Uma pesquisa inédita realizada pela Ipsos no Brasil a pedido da Novartis, em março de 2018, apontou que 91% da população desconhece totalmente a doença. Das pessoas que dizem já terem ouvido falar da UCE, a grande maioria dos entrevistados atribuem a causa da doença a mitos como estresse, alimentos, produtos de limpeza e cosméticos.
Grande parte dos pacientes no Brasil relatam que levam anos para chegarem a um diagnóstico correto e, em razão disso, 67% dos pacientes desistem de procurar um médico2.
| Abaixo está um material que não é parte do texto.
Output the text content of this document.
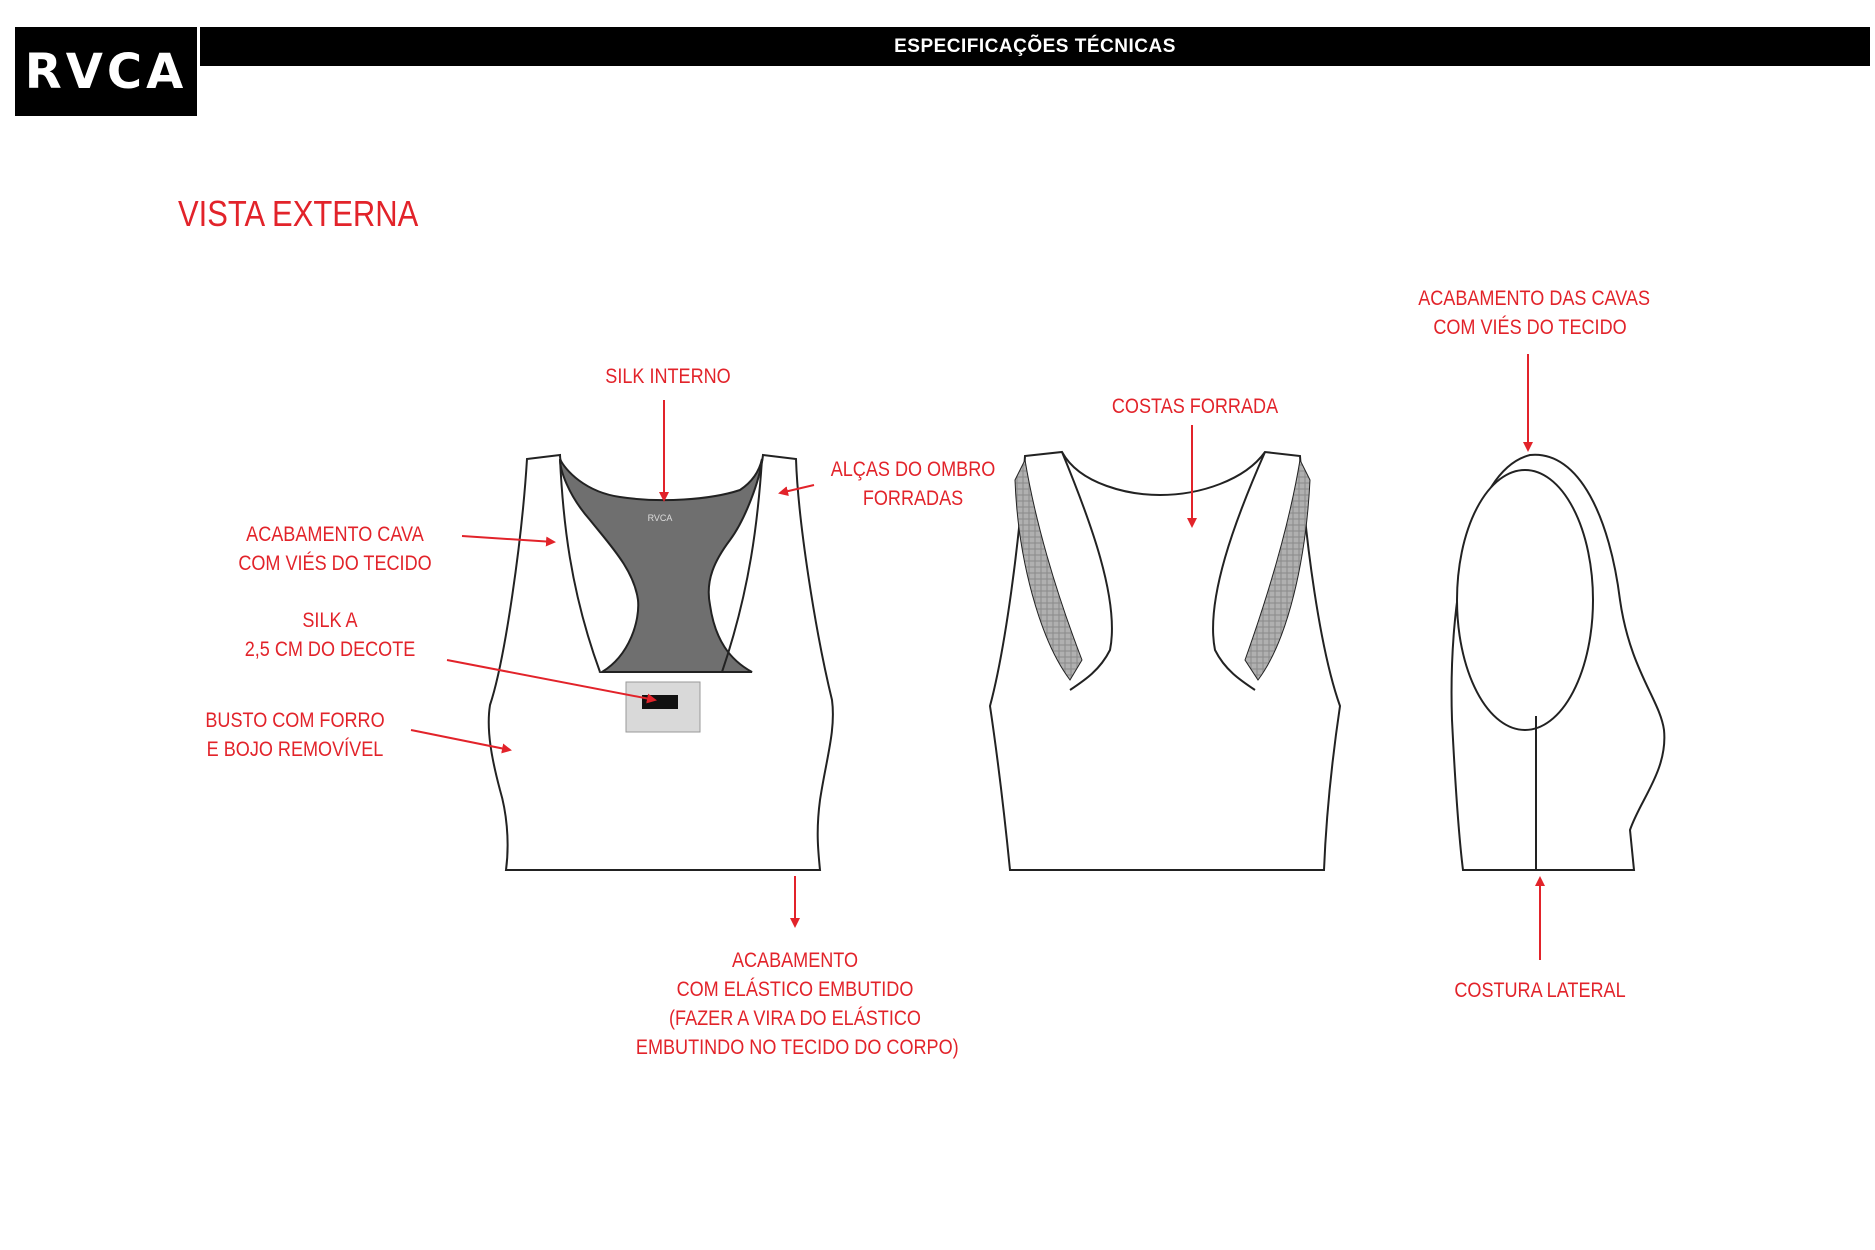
RVCA	ESPECIFICAÇÕES TÉCNICAS
VISTA EXTERNA
RVCA
SILK INTERNO
ALÇAS DO OMBRO
FORRADAS
ACABAMENTO CAVA
COM VIÉS DO TECIDO
SILK A
2,5 CM DO DECOTE
BUSTO COM FORRO
E BOJO REMOVÍVEL
ACABAMENTO
COM ELÁSTICO EMBUTIDO
(FAZER A VIRA DO ELÁSTICO
EMBUTINDO NO TECIDO DO CORPO)
COSTAS FORRADA
ACABAMENTO DAS CAVAS
COM VIÉS DO TECIDO
COSTURA LATERAL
Enquanto não são diagnosticados com a doença, muitos pacientes são medicados erroneamente com corticoides, analgésicos e anti-inflamatórios e voltam repetidas vezes em pronto-atendimentos que não resolverão o problema. O tratamento correto inicial é feito com anti-histamínicos não sedantes (2ª geração) e, para pacientes que não apresentem melhora, associa-se um medicamento imunobiológico disponível no Brasil.
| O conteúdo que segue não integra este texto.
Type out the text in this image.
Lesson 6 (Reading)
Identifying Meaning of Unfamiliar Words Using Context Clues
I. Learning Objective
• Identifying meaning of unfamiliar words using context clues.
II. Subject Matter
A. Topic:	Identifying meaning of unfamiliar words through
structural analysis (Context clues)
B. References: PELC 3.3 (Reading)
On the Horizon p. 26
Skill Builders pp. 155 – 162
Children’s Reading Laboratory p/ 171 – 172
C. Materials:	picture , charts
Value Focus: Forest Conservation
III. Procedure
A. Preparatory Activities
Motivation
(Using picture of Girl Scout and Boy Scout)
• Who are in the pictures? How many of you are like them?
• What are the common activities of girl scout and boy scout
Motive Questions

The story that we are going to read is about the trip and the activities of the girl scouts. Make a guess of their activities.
Quem tem sintomas recorrentes parecidos com uma alergia, que não conseguem descobrir a causa, precisa antes de tudo buscar um médico especialista (alergista ou dermatologista). Há também centros de excelência de UCE (UCARE) no mundo todo, inclusive no Brasil, como a Faculdade de Medicina do ABC, Hospital das Clínicas, Hospital São Paulo e outros, que podem ser consultados em: http://www.ga2len-ucare.com/centers.html.
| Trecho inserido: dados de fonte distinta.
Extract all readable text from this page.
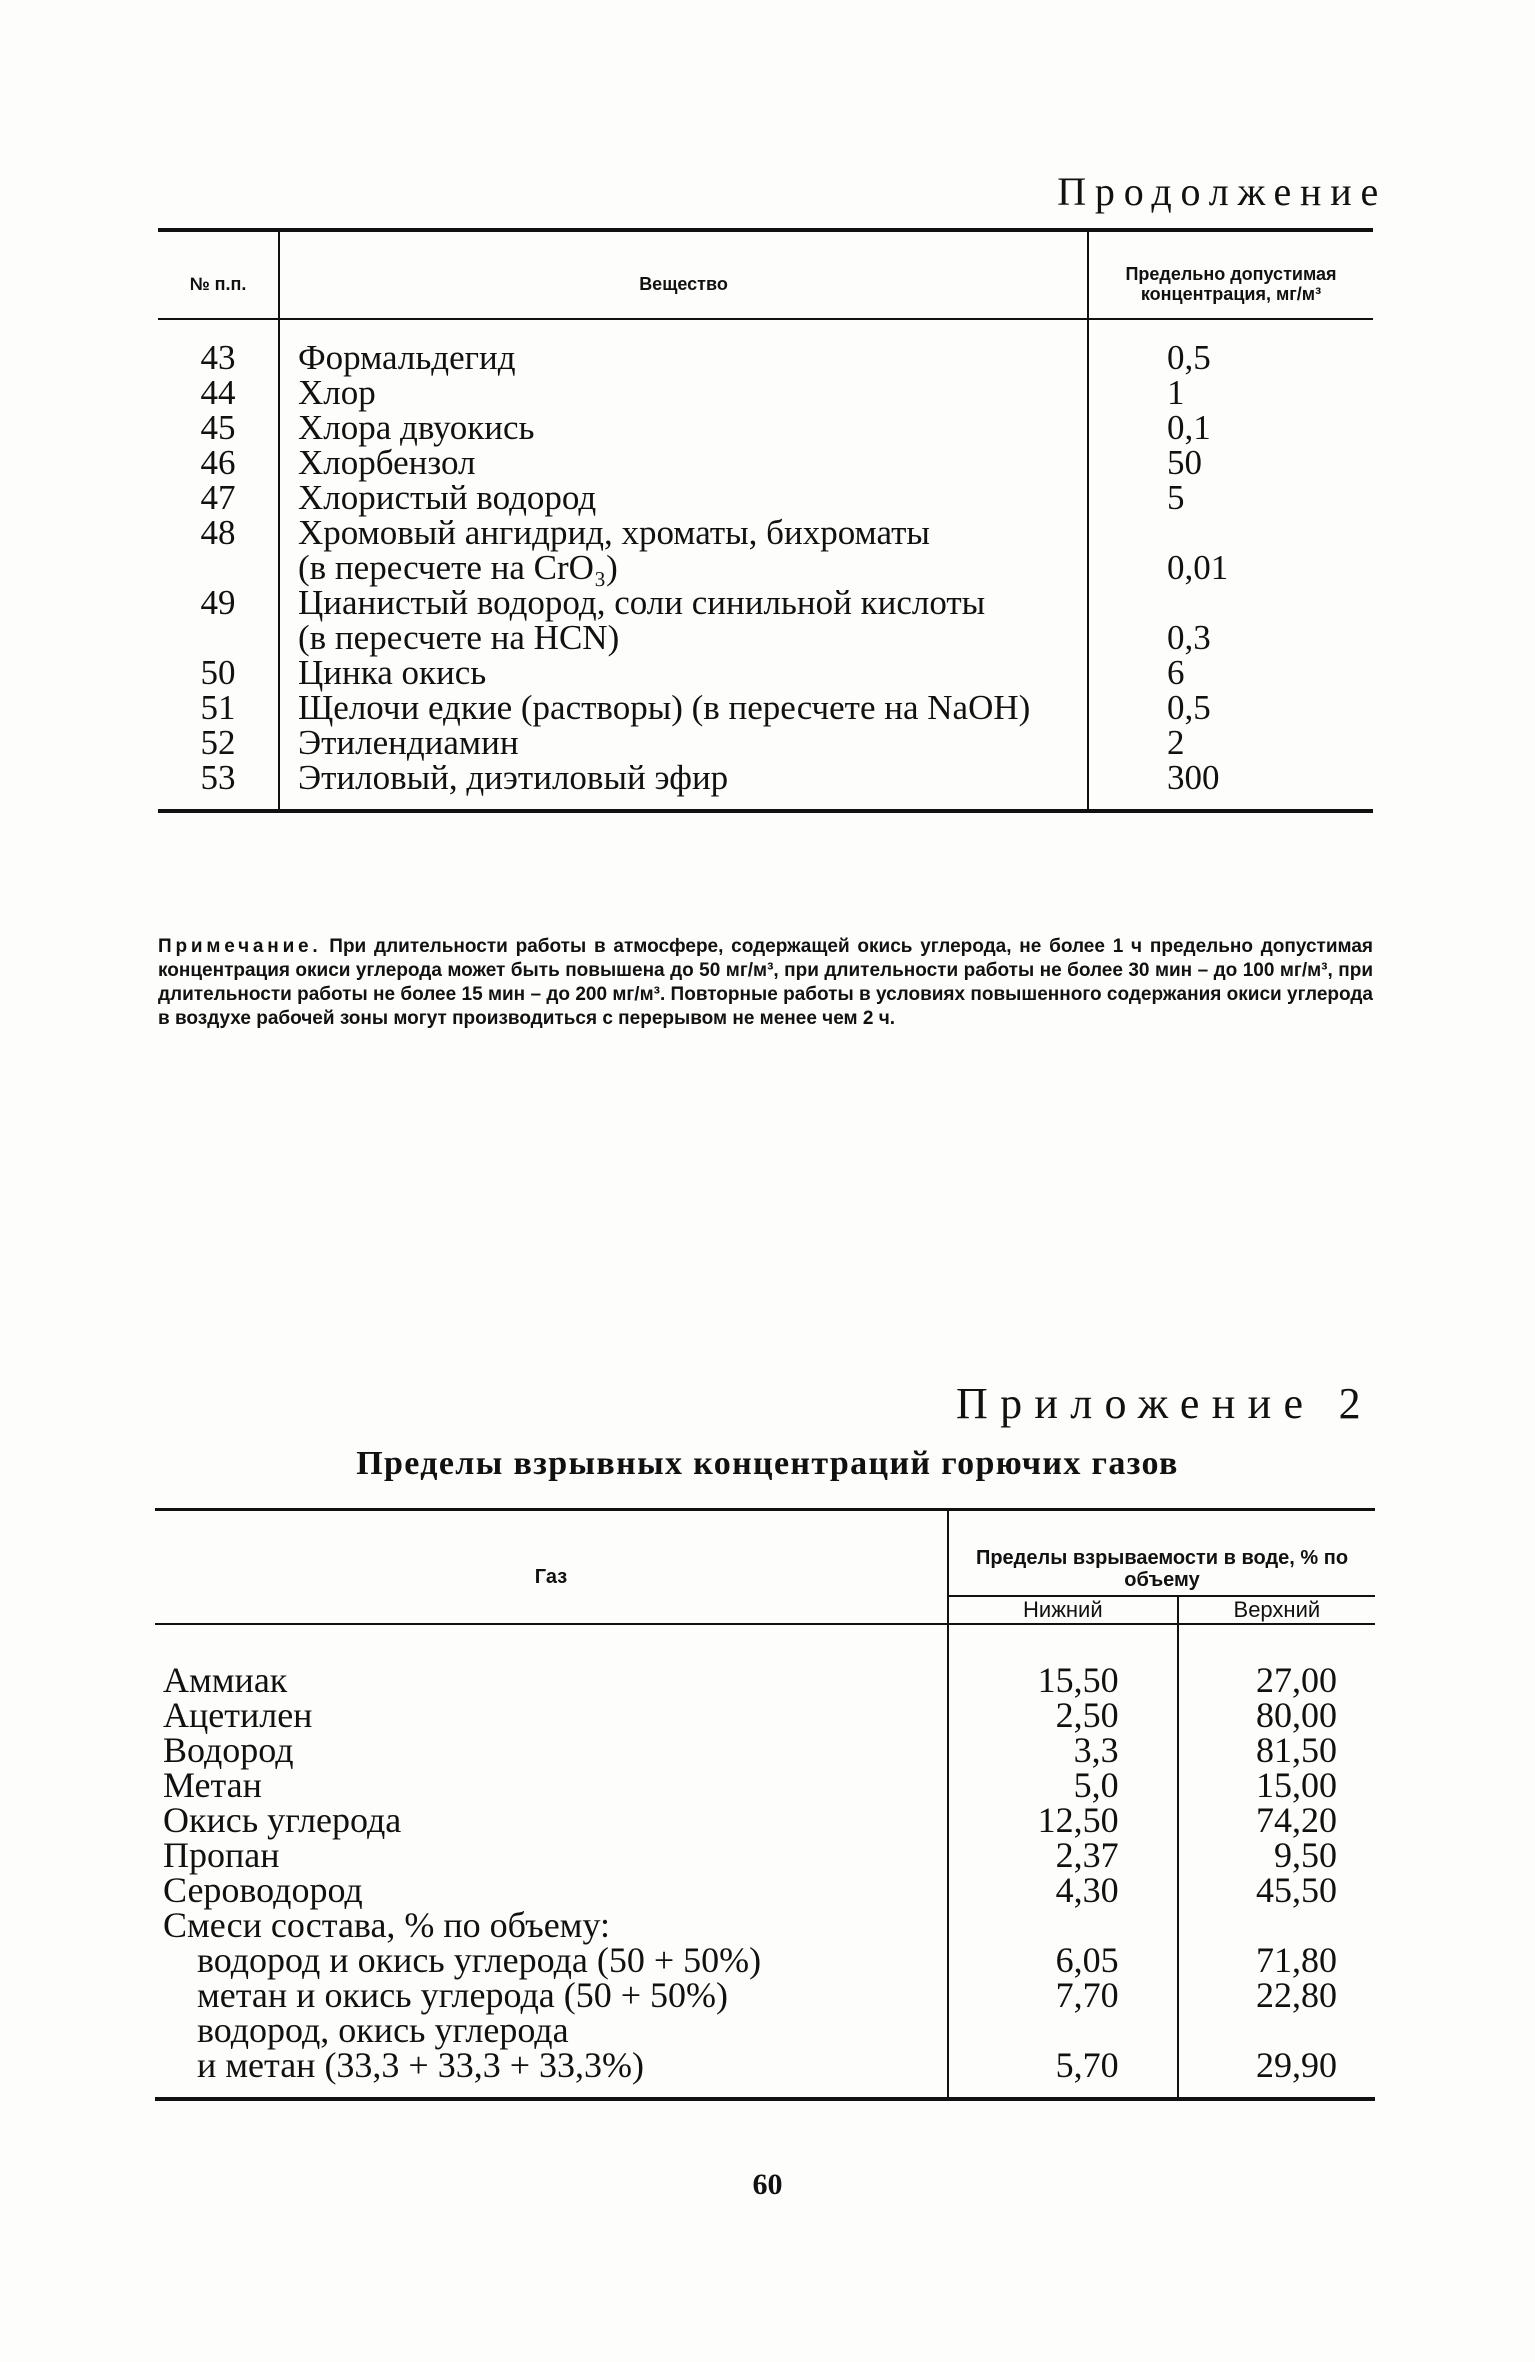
Продолжение
№ п.п.	Вещество	Предельно допустимая концентрация, мг/м³
43	Формальдегид	0,5
44	Хлор	1
45	Хлора двуокись	0,1
46	Хлорбензол	50
47	Хлористый водород	5
48	Хромовый ангидрид, хроматы, бихроматы	
	(в пересчете на CrO₃)	0,01
49	Цианистый водород, соли синильной кислоты	
	(в пересчете на HCN)	0,3
50	Цинка окись	6
51	Щелочи едкие (растворы) (в пересчете на NaOH)	0,5
52	Этилендиамин	2
53	Этиловый, диэтиловый эфир	300
Примечание. При длительности работы в атмосфере, содержащей окись углерода, не более 1 ч предельно допустимая концентрация окиси углерода может быть повышена до 50 мг/м³, при длительности работы не более 30 мин – до 100 мг/м³, при длительности работы не более 15 мин – до 200 мг/м³. Повторные работы в условиях повышенного содержания окиси углерода в воздухе рабочей зоны могут производиться с перерывом не менее чем 2 ч.
Приложение 2
Пределы взрывных концентраций горючих газов
Газ	Пределы взрываемости в воде, % по объему	
	Нижний	Верхний
Аммиак	15,50	27,00
Ацетилен	2,50	80,00
Водород	3,3	81,50
Метан	5,0	15,00
Окись углерода	12,50	74,20
Пропан	2,37	9,50
Сероводород	4,30	45,50
Смеси состава, % по объему:		
водород и окись углерода (50 + 50%)	6,05	71,80
метан и окись углерода (50 + 50%)	7,70	22,80
водород, окись углерода		
и метан (33,3 + 33,3 + 33,3%)	5,70	29,90
60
Com o tratamento correto, estima-se que 92% dos pacientes ficam livres dos sintomas e podem voltar a ter uma vida normal3, vivendo com uma qualidade de vida equivalente à de uma pessoa sem a doença4.
Agenda
Ação de conscientização da UCE
Data: 1 de Outubro de 2018
Horário: das 11h às 15h
Ação de rua com grupo uniformizado, com placas da campanha, material informativo e médico disponível para mais informações. A ação ocorre simultaneamente em 10 cidades: São Paulo, Rio de Janeiro, Vitória, Belo Horizonte, Recife, Salvador, Brasília, Porto Alegre, Curitiba e Ribeirão Preto.
Local:
São Paulo
Av. Paulista
Curitiba
Rua XV de novembro no centro histórico da cidade
Distrito Federal
Praça do relógio de Taguatinga
Rio de Janeiro
Caminhada começando pelo Largo da Carioca, Rua Uruguaiana, Av. Presidente Vargas, Av. Rio Branco e terminando no Largo da Carioca.
Ribeirão Preto
Calçadão da Rua General Osório.
Vitoria
Av. Nossa Senhora da Penha
Belo Horizonte
Praça Savassi
Porto Alegre
Esquina Democrática e mercado público.
Recife
Av. Agamenon Magalhães
Salvador
Avenida Tancredo Neves

Referências:
  1. Silvares MR, Fortes MR, Miot HA. Quality of life in chronic urticaria: a survey at a public university outpatient clinic, Botucatu (Brazil). Rev Assoc Med Bras (1992). 2011 Sep-Oct;57(5):577-82
  2. Maurer M, Staubach P, Raap U et al. ATTENTUS, a German online survey of patients with chronic urticaria highlighting the burden of disease, unmet needs and real-life clinical practice. Br J Dermatol 2016 Apr;174(4):892-4.
  3. Kaplan AP. Therapy of chronic urticaria: a simple, modern approach. Ann Allergy Asthma Immunol. 2014 May;112(5):419-25.
  4. M?ynek A, Zalewska-Janowska A, Martus P, Staubach P, Zuberbier T, Maurer M. How to assess disease activity in patients with chronic urticaria? Allergy. 2008 Jun;63(6):777-80.